Sadie turned her gaze away from the painting and towards the conflict, waiting to see if things would escalate. They always did.

"I've got a kid to feed and you're over here placing your greasy ham-hocks on my rations."

Actually, Jerry had two kids. A son of his own DNA and a meek daughter inherited from a loveless marriage. Sadie wondered how someone could so casually dismiss one of their own.

"Fuck off, Jerry. I can't take this anymore. Go take your paranoia somewhere else." Sadie listened to Beth's steps grow more distant as she walked away.

"Come back here!" Jerry called.

Sadie breathed a long sigh and forced herself out of bed, discarding the sticky blanket onto the splotched carpet. She flicked the cigarette into her trash. She knew it was only a matter of time before she heard Jerry's fist pounding against her door so she took preemptive action. It didn't seem like a coincidence to her that all of Jerry's disputes seemed to always take place outside her room. For a misogynist, he sure liked to involve Sadie in everything.

She was technically the leader of the group, but it'd been weeks since she'd led anything. People seemed to have given up on Sadie, but Jerry, for whatever reason, was not one of them. Fran also seemed to care too.

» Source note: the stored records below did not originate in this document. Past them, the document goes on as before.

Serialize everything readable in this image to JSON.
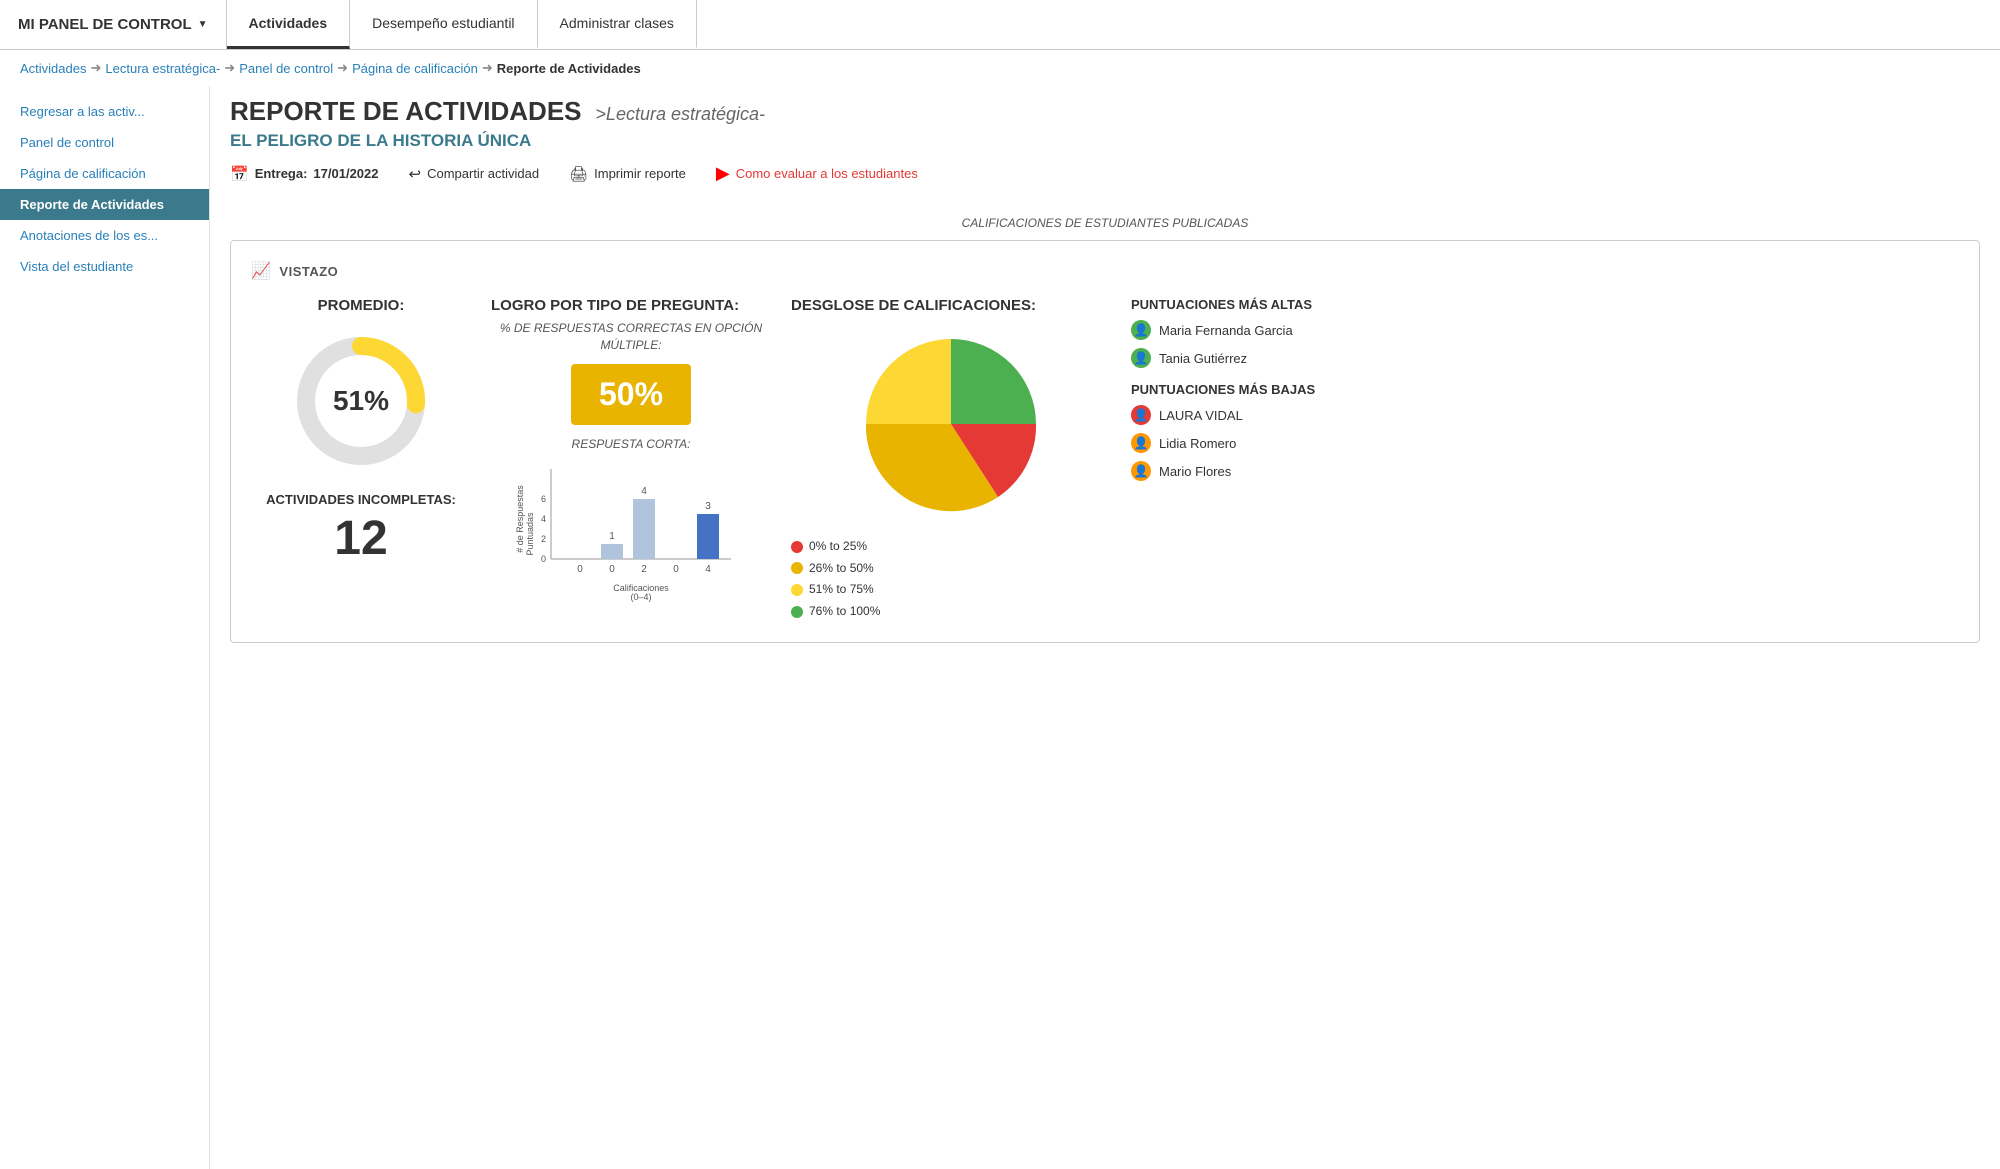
{
  "header": {
    "panel_title": "MI PANEL DE CONTROL",
    "panel_arrow": "▼",
    "tabs": [
      {
        "label": "Actividades",
        "active": true
      },
      {
        "label": "Desempeño estudiantil",
        "active": false
      },
      {
        "label": "Administrar clases",
        "active": false
      }
    ]
  },
  "breadcrumb": {
    "items": [
      "Actividades",
      "Lectura estratégica-",
      "Panel de control",
      "Página de calificación",
      "Reporte de Actividades"
    ]
  },
  "sidebar": {
    "items": [
      {
        "label": "Regresar a las activ...",
        "active": false
      },
      {
        "label": "Panel de control",
        "active": false
      },
      {
        "label": "Página de calificación",
        "active": false
      },
      {
        "label": "Reporte de Actividades",
        "active": true
      },
      {
        "label": "Anotaciones de los es...",
        "active": false
      },
      {
        "label": "Vista del estudiante",
        "active": false
      }
    ]
  },
  "report": {
    "title": "REPORTE DE ACTIVIDADES",
    "course": ">Lectura estratégica-",
    "subtitle": "EL PELIGRO DE LA HISTORIA ÚNICA",
    "delivery_label": "Entrega:",
    "delivery_date": "17/01/2022",
    "share_label": "Compartir actividad",
    "print_label": "Imprimir reporte",
    "youtube_label": "Como evaluar a los estudiantes",
    "grades_published": "CALIFICACIONES DE ESTUDIANTES PUBLICADAS"
  },
  "vistazo": {
    "header": "VISTAZO",
    "promedio": {
      "title": "PROMEDIO:",
      "percent": 51,
      "percent_label": "51%",
      "incompletas_label": "ACTIVIDADES INCOMPLETAS:",
      "incompletas_num": "12"
    },
    "logro": {
      "title": "LOGRO POR TIPO DE PREGUNTA:",
      "mc_label": "% DE RESPUESTAS CORRECTAS EN OPCIÓN MÚLTIPLE:",
      "mc_percent": "50%",
      "short_answer_label": "RESPUESTA CORTA:",
      "bar_data": {
        "y_label": "# de Respuestas Puntuadas",
        "x_label": "Calificaciones (0–4)",
        "bars": [
          {
            "x": 0,
            "value": 0,
            "label": "0"
          },
          {
            "x": 1,
            "value": 1,
            "label": "1"
          },
          {
            "x": 2,
            "value": 4,
            "label": "4"
          },
          {
            "x": 3,
            "value": 0,
            "label": "0"
          },
          {
            "x": 4,
            "value": 3,
            "label": "3"
          }
        ],
        "y_max": 6,
        "x_ticks": [
          "0",
          "2",
          "4"
        ]
      }
    },
    "desglose": {
      "title": "DESGLOSE DE CALIFICACIONES:",
      "legend": [
        {
          "label": "0% to 25%",
          "color": "#e53935"
        },
        {
          "label": "26% to 50%",
          "color": "#e8b400"
        },
        {
          "label": "51% to 75%",
          "color": "#fdd835"
        },
        {
          "label": "76% to 100%",
          "color": "#4caf50"
        }
      ],
      "pie_segments": [
        {
          "label": "0-25%",
          "color": "#e53935",
          "percent": 15
        },
        {
          "label": "26-50%",
          "color": "#e8b400",
          "percent": 25
        },
        {
          "label": "51-75%",
          "color": "#fdd835",
          "percent": 35
        },
        {
          "label": "76-100%",
          "color": "#4caf50",
          "percent": 25
        }
      ]
    },
    "puntuaciones": {
      "highest_title": "PUNTUACIONES MÁS ALTAS",
      "highest": [
        {
          "name": "Maria Fernanda Garcia",
          "avatar_color": "green"
        },
        {
          "name": "Tania Gutiérrez",
          "avatar_color": "green"
        }
      ],
      "lowest_title": "PUNTUACIONES MÁS BAJAS",
      "lowest": [
        {
          "name": "LAURA VIDAL",
          "avatar_color": "red"
        },
        {
          "name": "Lidia Romero",
          "avatar_color": "orange"
        },
        {
          "name": "Mario Flores",
          "avatar_color": "orange"
        }
      ]
    }
  }
}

Sadie knew it was only a matter of time before she ran out of her meds but didn't expect the crash to be so severe. For weeks she'd been stuck in bed, listening to her screaming thoughts which were only occasionally interrupted by the shambling steps of her group. The empty bottle of antidepressants rested on her bedside table, almost mocking her. A constant reminder that she couldn't even do the bare minimum of throwing it in the trash. A part of her was holding out hope that the bottle would refill itself. Much stranger things had happened before.